The Covid-19 pandemic abruptly halted the real estate sector. The immediate effect on the office sector was extreme, with most companies switching to remote working, and as we navigate our way through the new normal the purpose of the office has become a hot topic of discussion.
The office has traditionally been the heart of a business and while the majority of the UK workforce has proven that remote working can be effective in the short term, a physical space is still required to fuel productivity, creativity and collaboration, foster company cultures and develop junior staff.
From an investment perspective, against all the odds, prime central London offices remain an attractive asset. They have experienced relatively little volatility in pricing and headline rents through the past three months. A gap in the market has already emerged between prime offices and the rest.
Before Covid-19 arrived, central London already faced a significant supply crunch over the next few years. This will have been exacerbated by weaker market confidence, a temporary shortage of materials, the difficulty of running sites while adhering to social distancing guidelines and rising debt financing costs.
Despite numerous whispers that Covid-19 might be the death of office space, it is, in fact, the opposite. While occupiers have realised that staff can work from home, they have also woken up to the ever-increasing occupational density they have undergone.
The role of the office in collaboration, innovation, culture, talent attraction and learning has been reinforced. De-densification will balance out an increase in flexible working as businesses evolve how they bring staff together. Occupiers are also beginning to realise that if staff work from home full-time, with no personal relationships, they are entering a global job market. What is the incentive to keep UK-based staff if you never meet them?

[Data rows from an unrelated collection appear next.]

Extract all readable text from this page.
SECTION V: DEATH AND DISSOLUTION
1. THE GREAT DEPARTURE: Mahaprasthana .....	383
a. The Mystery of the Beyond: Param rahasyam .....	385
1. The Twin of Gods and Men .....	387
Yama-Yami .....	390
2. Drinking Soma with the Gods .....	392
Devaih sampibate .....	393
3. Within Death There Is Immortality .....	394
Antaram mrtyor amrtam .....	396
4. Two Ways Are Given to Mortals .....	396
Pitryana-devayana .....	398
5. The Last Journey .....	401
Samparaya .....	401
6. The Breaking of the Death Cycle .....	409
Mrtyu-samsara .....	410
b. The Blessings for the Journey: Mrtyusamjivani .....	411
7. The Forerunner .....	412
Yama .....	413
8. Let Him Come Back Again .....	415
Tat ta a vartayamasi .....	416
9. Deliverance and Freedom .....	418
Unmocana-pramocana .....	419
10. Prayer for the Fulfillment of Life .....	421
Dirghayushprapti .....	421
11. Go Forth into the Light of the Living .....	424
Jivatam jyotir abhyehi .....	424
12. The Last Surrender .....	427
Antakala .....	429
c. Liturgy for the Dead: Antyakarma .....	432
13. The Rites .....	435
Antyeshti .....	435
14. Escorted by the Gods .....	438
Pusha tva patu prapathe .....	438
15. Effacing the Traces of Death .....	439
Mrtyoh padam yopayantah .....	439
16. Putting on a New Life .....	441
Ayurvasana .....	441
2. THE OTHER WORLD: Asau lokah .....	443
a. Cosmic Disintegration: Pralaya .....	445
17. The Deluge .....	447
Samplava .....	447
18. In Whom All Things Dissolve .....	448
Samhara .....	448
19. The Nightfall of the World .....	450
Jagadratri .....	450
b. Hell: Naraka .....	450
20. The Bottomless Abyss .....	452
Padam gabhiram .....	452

The need for high-quality office space will be vital in a post-Covid world. Staff have to want to come to work and invest in their commute in a flexible working world. A focus on a ‘healthy building’ is now added to wellness and sustainability.
We have focused on smart technologies such as touch-free access, UV sterilisation and adaptable air filtration and ventilation, which will be highly sought after. Newly designed offices can incorporate this technology as well as provide green terraces, gyms, cafés, bars and other amenities that make an office attractive.
From an investment perspective, against all odds, central London offices remain attractive
The London office market is seeing an increase in refurbishment opportunities due to the longevity of the natural cycle of real estate. By transforming outdated buildings into Covid-safe offices and adding value, the capital’s office market has the opportunity to create strategic assets that offer successful, long-term investment opportunities.
Furthermore, real estate, along with other alternative asset classes, continues to provide a relatively attractive yield in a low-interest-rate world. The office sector has had the strongest rent collection levels among commercial sectors in the aftermath of the pandemic. This is coupled with persistent, strong investor demand for assets in London.
This search for yield and appetite for London, combined with a growing gap between prime and secondary stock and the constrained supply pipeline, means central London offices that can be repositioned for the new post-Covid world provide an exciting opportunity. It is our job to deliver offices that staff want to work in and commute to, that are innovative, bold and forward-thinking.
To ensure a greater return, the key is to create the right asset that meets the needs of forward-thinking occupiers with a slightly reordered list of priorities. Ultimately, we are a social species and want the social interaction we are accustomed to from the office. Throughout history, we have gravitated towards communities and even the deadliest of viruses will not change that.